By July 29, 1997, the Preparatory Office for the Center of Ethnic Music was officially operational. In line with government restructuring policies in June 2000, the Council for Cultural Affairs revisited its organizational mandate and functional priorities. Consequently, in January 2001, it merged with the Preparatory Office of the National Center for Traditional Arts (NCFTA).

In January 2002, with the issuance of the “Temporary Organization Regulations of the National Center for Traditional Arts” and the “Personnel Establishment Table of the National Center for Traditional Arts”, the National Center for Traditional Arts was officially inaugurated'. This entailed the establishment of the “Research Institute of Ethnic Music” as its specialized branch, responsible for the investigation, collection, research, preservation, and promotion of ethnic music.

Initially, the Research Institute was situated at No. 26, Hangzhou N. Road, Zhongzheng District, Taipei City, and commenced operations to the public on October 29, 2003. In 2008, the organization’s name was changed to the Taiwan Music Center to reflect organizational reorganization'. With the promulgation of the Organic Act of the National Center for Traditional Arts on June 29, 2011, and the subsequent establishment of the Ministry of Culture in May 2012, the Center was rebranded as the Taiwan Music Institute.
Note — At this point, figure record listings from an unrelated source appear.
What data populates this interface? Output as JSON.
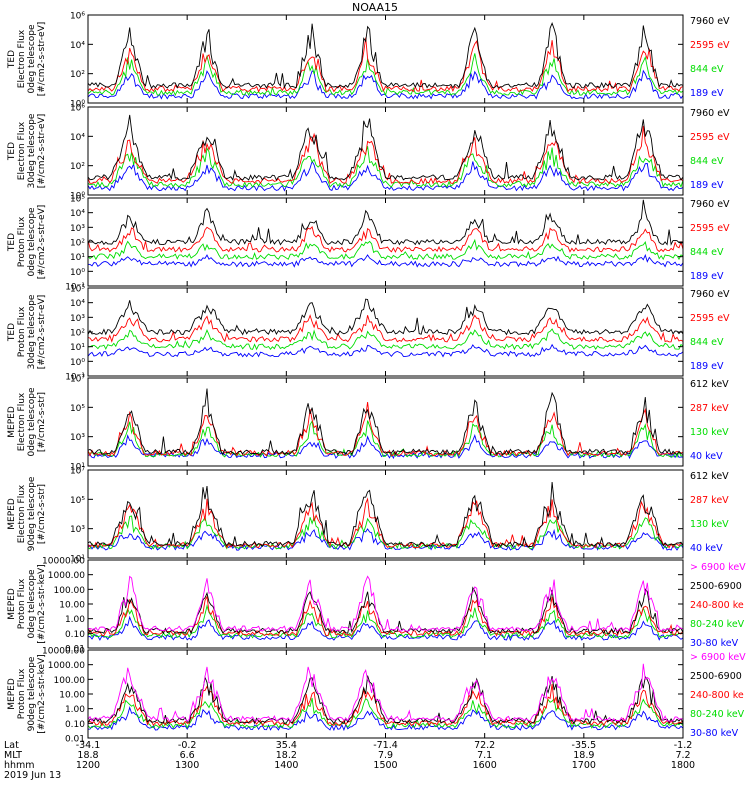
{
  "title": "NOAA15",
  "colors": {
    "black": "#000000",
    "red": "#ff0000",
    "green": "#00dd00",
    "blue": "#0000ff",
    "magenta": "#ff00ff"
  },
  "chart_data": {
    "type": "line",
    "x_ticks_hhmm": [
      "1200",
      "1300",
      "1400",
      "1500",
      "1600",
      "1700",
      "1800"
    ],
    "xlim_hhmm": [
      "1200",
      "1800"
    ],
    "ephemeris": [
      {
        "label": "Lat",
        "values": [
          "-34.1",
          "-0.2",
          "35.4",
          "-71.4",
          "72.2",
          "-35.5",
          "-1.2"
        ]
      },
      {
        "label": "MLT",
        "values": [
          "18.8",
          "6.6",
          "18.2",
          "7.9",
          "7.1",
          "18.9",
          "7.2"
        ]
      },
      {
        "label": "hhmm",
        "values": [
          "1200",
          "1300",
          "1400",
          "1500",
          "1600",
          "1700",
          "1800"
        ]
      }
    ],
    "date": "2019 Jun 13",
    "panels": [
      {
        "ylabel": [
          "TED",
          "Electron Flux",
          "0deg telescope",
          "[#/cm2-s-str-eV]"
        ],
        "scale": "log",
        "ylim": [
          1,
          1000000
        ],
        "yticks": [
          {
            "v": 1,
            "t": "10⁰"
          },
          {
            "v": 100,
            "t": "10²"
          },
          {
            "v": 10000,
            "t": "10⁴"
          },
          {
            "v": 1000000,
            "t": "10⁶"
          }
        ],
        "series": [
          {
            "name": "7960 eV",
            "color": "#000000"
          },
          {
            "name": "2595 eV",
            "color": "#ff0000"
          },
          {
            "name": "844 eV",
            "color": "#00dd00"
          },
          {
            "name": "189 eV",
            "color": "#0000ff"
          }
        ]
      },
      {
        "ylabel": [
          "TED",
          "Electron Flux",
          "30deg telescope",
          "[#/cm2-s-str-eV]"
        ],
        "scale": "log",
        "ylim": [
          1,
          1000000
        ],
        "yticks": [
          {
            "v": 1,
            "t": "10⁰"
          },
          {
            "v": 100,
            "t": "10²"
          },
          {
            "v": 10000,
            "t": "10⁴"
          },
          {
            "v": 1000000,
            "t": "10⁶"
          }
        ],
        "series": [
          {
            "name": "7960 eV",
            "color": "#000000"
          },
          {
            "name": "2595 eV",
            "color": "#ff0000"
          },
          {
            "name": "844 eV",
            "color": "#00dd00"
          },
          {
            "name": "189 eV",
            "color": "#0000ff"
          }
        ]
      },
      {
        "ylabel": [
          "TED",
          "Proton Flux",
          "0deg telescope",
          "[#/cm2-s-str-eV]"
        ],
        "scale": "log",
        "ylim": [
          0.1,
          100000
        ],
        "yticks": [
          {
            "v": 0.1,
            "t": "10⁻¹"
          },
          {
            "v": 1,
            "t": "10⁰"
          },
          {
            "v": 10,
            "t": "10¹"
          },
          {
            "v": 100,
            "t": "10²"
          },
          {
            "v": 1000,
            "t": "10³"
          },
          {
            "v": 10000,
            "t": "10⁴"
          },
          {
            "v": 100000,
            "t": "10⁵"
          }
        ],
        "series": [
          {
            "name": "7960 eV",
            "color": "#000000"
          },
          {
            "name": "2595 eV",
            "color": "#ff0000"
          },
          {
            "name": "844 eV",
            "color": "#00dd00"
          },
          {
            "name": "189 eV",
            "color": "#0000ff"
          }
        ]
      },
      {
        "ylabel": [
          "TED",
          "Proton Flux",
          "30deg telescope",
          "[#/cm2-s-str-eV]"
        ],
        "scale": "log",
        "ylim": [
          0.1,
          100000
        ],
        "yticks": [
          {
            "v": 0.1,
            "t": "10⁻¹"
          },
          {
            "v": 1,
            "t": "10⁰"
          },
          {
            "v": 10,
            "t": "10¹"
          },
          {
            "v": 100,
            "t": "10²"
          },
          {
            "v": 1000,
            "t": "10³"
          },
          {
            "v": 10000,
            "t": "10⁴"
          },
          {
            "v": 100000,
            "t": "10⁵"
          }
        ],
        "series": [
          {
            "name": "7960 eV",
            "color": "#000000"
          },
          {
            "name": "2595 eV",
            "color": "#ff0000"
          },
          {
            "name": "844 eV",
            "color": "#00dd00"
          },
          {
            "name": "189 eV",
            "color": "#0000ff"
          }
        ]
      },
      {
        "ylabel": [
          "MEPED",
          "Electron Flux",
          "0deg telescope",
          "[#/cm2-s-str]"
        ],
        "scale": "log",
        "ylim": [
          10,
          10000000
        ],
        "yticks": [
          {
            "v": 10,
            "t": "10¹"
          },
          {
            "v": 1000,
            "t": "10³"
          },
          {
            "v": 100000,
            "t": "10⁵"
          },
          {
            "v": 10000000,
            "t": "10⁷"
          }
        ],
        "series": [
          {
            "name": "612 keV",
            "color": "#000000"
          },
          {
            "name": "287 keV",
            "color": "#ff0000"
          },
          {
            "name": "130 keV",
            "color": "#00dd00"
          },
          {
            "name": "40 keV",
            "color": "#0000ff"
          }
        ]
      },
      {
        "ylabel": [
          "MEPED",
          "Electron Flux",
          "90deg telescope",
          "[#/cm2-s-str]"
        ],
        "scale": "log",
        "ylim": [
          10,
          10000000
        ],
        "yticks": [
          {
            "v": 10,
            "t": "10¹"
          },
          {
            "v": 1000,
            "t": "10³"
          },
          {
            "v": 100000,
            "t": "10⁵"
          },
          {
            "v": 10000000,
            "t": "10⁷"
          }
        ],
        "series": [
          {
            "name": "612 keV",
            "color": "#000000"
          },
          {
            "name": "287 keV",
            "color": "#ff0000"
          },
          {
            "name": "130 keV",
            "color": "#00dd00"
          },
          {
            "name": "40 keV",
            "color": "#0000ff"
          }
        ]
      },
      {
        "ylabel": [
          "MEPED",
          "Proton Flux",
          "0deg telescope",
          "[#/cm2-s-str-keV]"
        ],
        "scale": "log",
        "ylim": [
          0.01,
          10000
        ],
        "yticks": [
          {
            "v": 0.01,
            "t": "0.01"
          },
          {
            "v": 0.1,
            "t": "0.10"
          },
          {
            "v": 1,
            "t": "1.00"
          },
          {
            "v": 10,
            "t": "10.00"
          },
          {
            "v": 100,
            "t": "100.00"
          },
          {
            "v": 1000,
            "t": "1000.00"
          },
          {
            "v": 10000,
            "t": "10000.00"
          }
        ],
        "series": [
          {
            "name": "> 6900 keV",
            "color": "#ff00ff"
          },
          {
            "name": "2500-6900",
            "color": "#000000"
          },
          {
            "name": "240-800 ke",
            "color": "#ff0000"
          },
          {
            "name": "80-240 keV",
            "color": "#00dd00"
          },
          {
            "name": "30-80 keV",
            "color": "#0000ff"
          }
        ]
      },
      {
        "ylabel": [
          "MEPED",
          "Proton Flux",
          "90deg telescope",
          "[#/cm2-s-str-keV]"
        ],
        "scale": "log",
        "ylim": [
          0.01,
          10000
        ],
        "yticks": [
          {
            "v": 0.01,
            "t": "0.01"
          },
          {
            "v": 0.1,
            "t": "0.10"
          },
          {
            "v": 1,
            "t": "1.00"
          },
          {
            "v": 10,
            "t": "10.00"
          },
          {
            "v": 100,
            "t": "100.00"
          },
          {
            "v": 1000,
            "t": "1000.00"
          },
          {
            "v": 10000,
            "t": "10000.00"
          }
        ],
        "series": [
          {
            "name": "> 6900 keV",
            "color": "#ff00ff"
          },
          {
            "name": "2500-6900",
            "color": "#000000"
          },
          {
            "name": "240-800 ke",
            "color": "#ff0000"
          },
          {
            "name": "80-240 keV",
            "color": "#00dd00"
          },
          {
            "name": "30-80 keV",
            "color": "#0000ff"
          }
        ]
      }
    ]
  }
}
March 2017 saw its relocation to No. 751, Wenlin Road, Shihlin District, Taipei City. The new premises, alongside its permanent exhibitions, were graciously unveiled to the public on October 3 of the same year.

== Duties and operations ==
Taiwan Music Institute is responsible for various tasks, including conducting research and studies on Taiwanese music; preserving and promoting music collections and exhibitions; establishing and managing the music audio-visual library and cloud database; nurturing musical talents; and fostering international music and cultural exchanges.

The Institute’s major responsibilities encompass: digitally archiving Taiwanese music artifacts, establishing the “Taiwan Music Cultural Map” and “The Online Database of Taiwanese Musicians”, editing and publishing the “Taiwan Music Yearbook”, and overseeing the adjudication process for “The Golden Melody Awards for Traditional Arts and Music.” Starting in 2018, the Institute has undertaken the “Reconstructing Music History in Taiwan Project”, which forms an integral part of the Forward-looking Infrastructure Development Program. This project aims to provide a platform dedicated to a systematic collection of musical historical materials, as well as conducting research, publication, and promotional activitiesc.